Sanderson uses a Yamaha drum kit. His kit includes a double-bass, Sabian Artisan cymbals, an Evans drumheads and a Yamaha DTX Multi12 sample pad. He also uses Vic Firth drumsticks. His most recent addition to his set is the ButtKicker Concert sub-bass monitoring system. In the past, Sanderson used Zildjian cymbals during the recording of One-X. In at least one song, Alienation by Three Days Grace, Sanderson plays the mbira, a small thumb piano.

===Reception===
Sin Lucas, writing in The Silver Tongue said "It's hard to pick a highlight ... but the drum solo by Neil Sanderson was nothing short of spectacular." A reviewer for Electric City wrote of Sanderson's "impressive chops and accuracy." But Nikki M. Mascali of The Weekender wrote of the same performance "Though an interesting concept, it was an unnecessary lull in the show."

==Personal life==
In 2003, Sanderson married his wife Janin.
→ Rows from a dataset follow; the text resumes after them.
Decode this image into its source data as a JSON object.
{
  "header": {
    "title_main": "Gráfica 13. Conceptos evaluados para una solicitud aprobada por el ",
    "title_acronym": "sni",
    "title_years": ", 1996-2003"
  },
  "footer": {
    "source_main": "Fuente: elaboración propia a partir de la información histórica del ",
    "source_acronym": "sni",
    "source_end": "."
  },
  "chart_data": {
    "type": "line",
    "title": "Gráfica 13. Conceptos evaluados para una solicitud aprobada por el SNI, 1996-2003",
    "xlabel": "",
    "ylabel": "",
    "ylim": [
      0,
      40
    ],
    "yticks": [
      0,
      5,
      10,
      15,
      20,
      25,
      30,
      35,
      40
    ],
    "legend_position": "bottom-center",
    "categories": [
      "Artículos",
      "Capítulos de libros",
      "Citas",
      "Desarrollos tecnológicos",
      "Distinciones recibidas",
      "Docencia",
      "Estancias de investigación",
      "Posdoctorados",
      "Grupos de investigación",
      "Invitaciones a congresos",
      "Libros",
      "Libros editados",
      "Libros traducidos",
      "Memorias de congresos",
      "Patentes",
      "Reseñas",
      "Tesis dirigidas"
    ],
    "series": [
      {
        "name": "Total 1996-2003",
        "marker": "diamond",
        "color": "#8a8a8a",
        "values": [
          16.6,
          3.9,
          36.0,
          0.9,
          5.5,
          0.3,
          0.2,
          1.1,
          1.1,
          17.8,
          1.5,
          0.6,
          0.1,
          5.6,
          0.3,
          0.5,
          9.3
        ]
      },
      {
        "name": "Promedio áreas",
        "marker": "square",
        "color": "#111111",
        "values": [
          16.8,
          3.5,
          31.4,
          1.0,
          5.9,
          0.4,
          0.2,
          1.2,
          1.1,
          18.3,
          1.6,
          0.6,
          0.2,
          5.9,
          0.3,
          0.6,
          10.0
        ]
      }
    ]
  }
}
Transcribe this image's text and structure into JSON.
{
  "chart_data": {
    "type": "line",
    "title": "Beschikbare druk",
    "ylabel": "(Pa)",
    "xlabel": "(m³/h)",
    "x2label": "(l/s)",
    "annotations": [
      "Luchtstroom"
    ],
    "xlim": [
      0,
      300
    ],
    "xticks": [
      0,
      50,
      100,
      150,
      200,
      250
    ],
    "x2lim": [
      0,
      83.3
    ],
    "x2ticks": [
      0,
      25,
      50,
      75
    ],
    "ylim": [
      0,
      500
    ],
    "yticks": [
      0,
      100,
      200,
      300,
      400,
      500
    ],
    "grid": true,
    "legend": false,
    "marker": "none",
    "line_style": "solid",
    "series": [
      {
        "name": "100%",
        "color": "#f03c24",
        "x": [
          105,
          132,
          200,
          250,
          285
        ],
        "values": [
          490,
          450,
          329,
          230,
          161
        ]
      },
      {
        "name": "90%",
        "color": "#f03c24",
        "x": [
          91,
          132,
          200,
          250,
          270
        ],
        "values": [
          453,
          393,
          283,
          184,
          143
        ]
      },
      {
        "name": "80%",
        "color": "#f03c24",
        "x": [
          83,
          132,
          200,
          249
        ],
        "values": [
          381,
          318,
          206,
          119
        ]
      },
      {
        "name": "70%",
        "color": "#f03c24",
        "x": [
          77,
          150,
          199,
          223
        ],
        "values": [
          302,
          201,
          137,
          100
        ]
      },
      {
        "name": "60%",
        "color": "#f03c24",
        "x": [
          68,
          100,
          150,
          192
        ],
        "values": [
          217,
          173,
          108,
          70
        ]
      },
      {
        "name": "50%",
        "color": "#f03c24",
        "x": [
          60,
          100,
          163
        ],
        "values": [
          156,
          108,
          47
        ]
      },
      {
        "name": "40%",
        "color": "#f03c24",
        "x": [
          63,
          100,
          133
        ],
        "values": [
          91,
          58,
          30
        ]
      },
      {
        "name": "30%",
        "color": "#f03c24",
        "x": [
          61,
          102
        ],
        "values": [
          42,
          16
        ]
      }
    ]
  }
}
They have a daughter, Violet, a son, Jet, as well as an adopted daughter, Raven. In March 2024, he led the 21st annual St. Patrick's Day parade in his hometown.

==Philanthropy==
Sanderson joined The Herbie Fund charity in 2007 when he met the president of Operation Herbie, Liisa Palokoski. In addition, he started a charity fund called, "Herbie Rocks". In 2017, he travelled to Kenya with World Vision to film a mini-documentary raising awareness of some of the challenges accessing clean drinking water. He also created the 3DG Kenya project and Mountain of Hope to help raise funds and awareness of the needs. In 2018, Sanderson opened up about his battles with anxiety at the fifth annual Friday Night Lights fundraiser for Team 55 Let's Tackle Suicide Awareness and the Canadian Mental Health Association.

==Discography==
Sanderson has served as a producer and songwriter on the Three Days Grace discography and has also worked on music released through Judge and Jury Records, in addition to a wide range of other projects.